En réfléchissant à cette façon dont l’amour est présenté dans l’Évangile de Jean et dans la première lettre aux Corinthiens, je me suis retrouvé en connivence avec une homélie prononcée par André Gignac en 1981, au cours de la nuit de Pâques. Il y faisait le rapprochement entre l’amour et le passage de la mort à la vie. Je ne peux me réaliser moi-même, disait-il en substance, qu’en entrant en relation avec d’autres êtres humains, ce qui ne peut s’accomplir sans une sorte de mort à soi-même, dans le don de soi à l’autre.

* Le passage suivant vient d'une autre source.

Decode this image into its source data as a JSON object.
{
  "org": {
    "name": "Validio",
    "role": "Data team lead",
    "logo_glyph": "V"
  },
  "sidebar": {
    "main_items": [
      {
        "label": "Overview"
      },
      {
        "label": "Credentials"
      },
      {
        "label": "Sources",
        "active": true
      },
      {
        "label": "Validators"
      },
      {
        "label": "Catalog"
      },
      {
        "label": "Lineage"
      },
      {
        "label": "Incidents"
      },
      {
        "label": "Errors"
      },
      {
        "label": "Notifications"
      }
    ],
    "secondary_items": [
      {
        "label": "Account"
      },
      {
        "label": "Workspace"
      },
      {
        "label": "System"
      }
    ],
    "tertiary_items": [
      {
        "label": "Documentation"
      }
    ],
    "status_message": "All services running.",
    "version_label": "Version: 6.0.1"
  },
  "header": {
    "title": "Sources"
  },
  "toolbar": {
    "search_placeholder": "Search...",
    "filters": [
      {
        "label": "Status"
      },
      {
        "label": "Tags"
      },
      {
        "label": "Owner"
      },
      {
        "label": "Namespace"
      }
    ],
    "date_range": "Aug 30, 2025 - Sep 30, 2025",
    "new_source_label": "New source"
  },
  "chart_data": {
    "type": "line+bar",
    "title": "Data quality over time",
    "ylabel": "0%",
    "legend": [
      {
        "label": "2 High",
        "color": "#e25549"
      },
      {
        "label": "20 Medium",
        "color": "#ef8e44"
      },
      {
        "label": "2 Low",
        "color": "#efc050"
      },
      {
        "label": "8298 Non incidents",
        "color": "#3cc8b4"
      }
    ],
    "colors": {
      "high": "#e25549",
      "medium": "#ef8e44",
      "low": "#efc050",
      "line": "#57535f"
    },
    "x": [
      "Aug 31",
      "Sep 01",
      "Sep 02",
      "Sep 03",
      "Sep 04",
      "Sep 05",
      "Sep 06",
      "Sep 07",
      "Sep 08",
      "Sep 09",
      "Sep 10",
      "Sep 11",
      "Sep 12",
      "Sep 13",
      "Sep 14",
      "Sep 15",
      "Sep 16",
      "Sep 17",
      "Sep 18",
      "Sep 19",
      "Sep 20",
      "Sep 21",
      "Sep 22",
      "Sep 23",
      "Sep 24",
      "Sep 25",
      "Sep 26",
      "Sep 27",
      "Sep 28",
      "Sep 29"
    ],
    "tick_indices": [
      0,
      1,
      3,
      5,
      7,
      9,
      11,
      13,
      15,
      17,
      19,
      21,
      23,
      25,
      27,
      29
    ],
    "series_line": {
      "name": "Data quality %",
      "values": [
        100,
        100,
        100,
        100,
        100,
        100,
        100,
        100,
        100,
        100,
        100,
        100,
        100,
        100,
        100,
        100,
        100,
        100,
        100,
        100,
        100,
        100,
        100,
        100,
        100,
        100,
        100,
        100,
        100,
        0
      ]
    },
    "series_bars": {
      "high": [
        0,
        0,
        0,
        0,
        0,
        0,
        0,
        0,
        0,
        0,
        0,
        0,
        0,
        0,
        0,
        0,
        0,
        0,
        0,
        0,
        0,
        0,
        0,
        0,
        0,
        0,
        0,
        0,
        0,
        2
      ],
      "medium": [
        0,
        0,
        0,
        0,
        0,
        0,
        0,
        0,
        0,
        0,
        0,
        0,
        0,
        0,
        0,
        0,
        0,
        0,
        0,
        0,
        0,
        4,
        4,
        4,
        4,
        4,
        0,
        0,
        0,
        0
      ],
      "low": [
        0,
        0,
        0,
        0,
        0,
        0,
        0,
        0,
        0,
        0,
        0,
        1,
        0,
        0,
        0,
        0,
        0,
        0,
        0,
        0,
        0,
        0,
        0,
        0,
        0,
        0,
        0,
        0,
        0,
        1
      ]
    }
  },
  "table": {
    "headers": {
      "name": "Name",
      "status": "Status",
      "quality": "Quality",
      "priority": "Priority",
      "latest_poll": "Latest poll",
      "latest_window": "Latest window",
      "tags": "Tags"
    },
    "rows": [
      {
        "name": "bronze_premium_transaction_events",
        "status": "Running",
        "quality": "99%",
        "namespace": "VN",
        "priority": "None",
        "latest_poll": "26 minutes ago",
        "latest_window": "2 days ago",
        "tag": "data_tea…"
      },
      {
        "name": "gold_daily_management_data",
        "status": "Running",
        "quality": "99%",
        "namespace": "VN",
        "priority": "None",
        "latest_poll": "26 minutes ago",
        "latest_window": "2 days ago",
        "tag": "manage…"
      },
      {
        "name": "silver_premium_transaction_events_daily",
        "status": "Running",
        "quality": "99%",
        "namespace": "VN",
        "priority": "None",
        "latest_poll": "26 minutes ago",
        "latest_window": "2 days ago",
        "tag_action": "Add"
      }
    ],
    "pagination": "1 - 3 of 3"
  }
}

Mais cette sorte de mort devient source de vie. L’amour fait vivre au-delà de la mort, chaque fois qu’on y consent, chaque fois qu’on y parvient (voir André Gignac, Dire l’espérance, Montréal, Fides, 1990, p. 87-89).   
Concluons. L’amour est certes une passion, mais aussi un engagement envers l’autre. L’amour « don de soi » nous permet d’aller un peu plus loin au bout de nous-mêmes. Il nous rend capables de traverser ensemble les épreuves de la vie. L’amour que nous nous portons mutuellement devient source de vie et de joie. Ses bienfaits durent au-delà de la mort, notamment dans la permanence des liens que nous tissons et des valeurs que nous nous transmettons : plus fort que la mort, « l’amour ne passera jamais » conclut Paul (1Co 13,8). C’est ce dont les disciples de Jésus témoignent lorsqu’ils se rassemblent en mémoire de Jésus et de sa vie donnée par amour.